Fast Track to a Medical Degree
With a primary care provider shortage looming, medical schools are trying a new approach to get physicians into the workforce quickly: condensing medical education from four years to three.
Mercer University (Georgia), Texas Tech University, and New York University offer three-year primary care programs, and will soon be joined by programs in Tennessee, Indiana, University of Wisconsin, East Carolina, and Kentucky, MedPage Today and Fierce Healthcare report.
Most of the schools are shortening or eliminating fourth-year clinical rotations to consolidate their programs, leaving the first three years—which often focus on medical science—untouched.
"We chose to do it on the clinical end rather than [the] basic science end because, as long as Step 1 is [and] as important as it is, our students need to be fully prepared for it,” Betsy Jones, EdD, vice chair of research in Texas Tech's Department of Family Medicine, told MedPage Today. “We didn't make any changes to the curriculum that would threaten our students' ability to do well on [the United States Medical Licensing Examination]. The changes are really at the fourth year level."
A three-year program also saves medical students tuition money, and allows them to earn money in the workforce sooner than in a conventional four-year program, according to Fierce Healthcare.
Educators admit the three-year programs don’t work for every student, and some have expressed concerns about the new trend.

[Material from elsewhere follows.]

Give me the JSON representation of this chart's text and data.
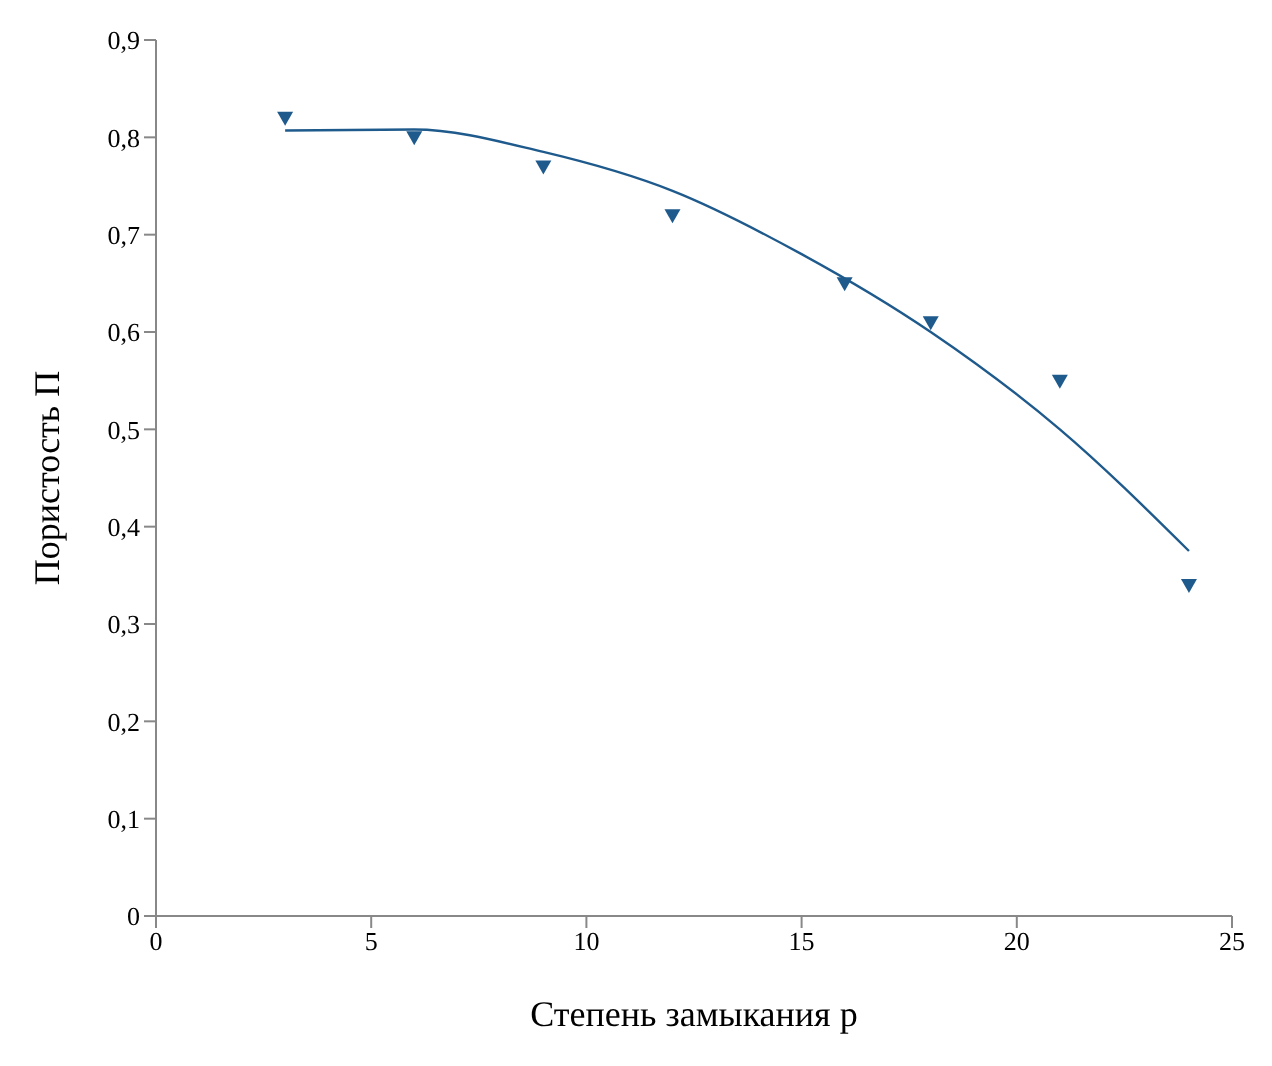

"While we could shorten medical school and reduce debt and time to residency, there are other counter arguments,” J. William Eley, MD, MPH, executive associate dean of medical education and student affairs at Emory University School of Medicine, told MedPage Today in an email. “Medicine is more complicated than it has ever been and the populations that we treat as U.S. physicians require increased knowledge and experience as compared to years past … the gravity of decisions now being made by physicians requires more training, knowledge, skills and wisdom than ever … Can we eliminate a full year of learning, both didactic and experiential, in a time of greater knowledge and greater complexity of intervention?"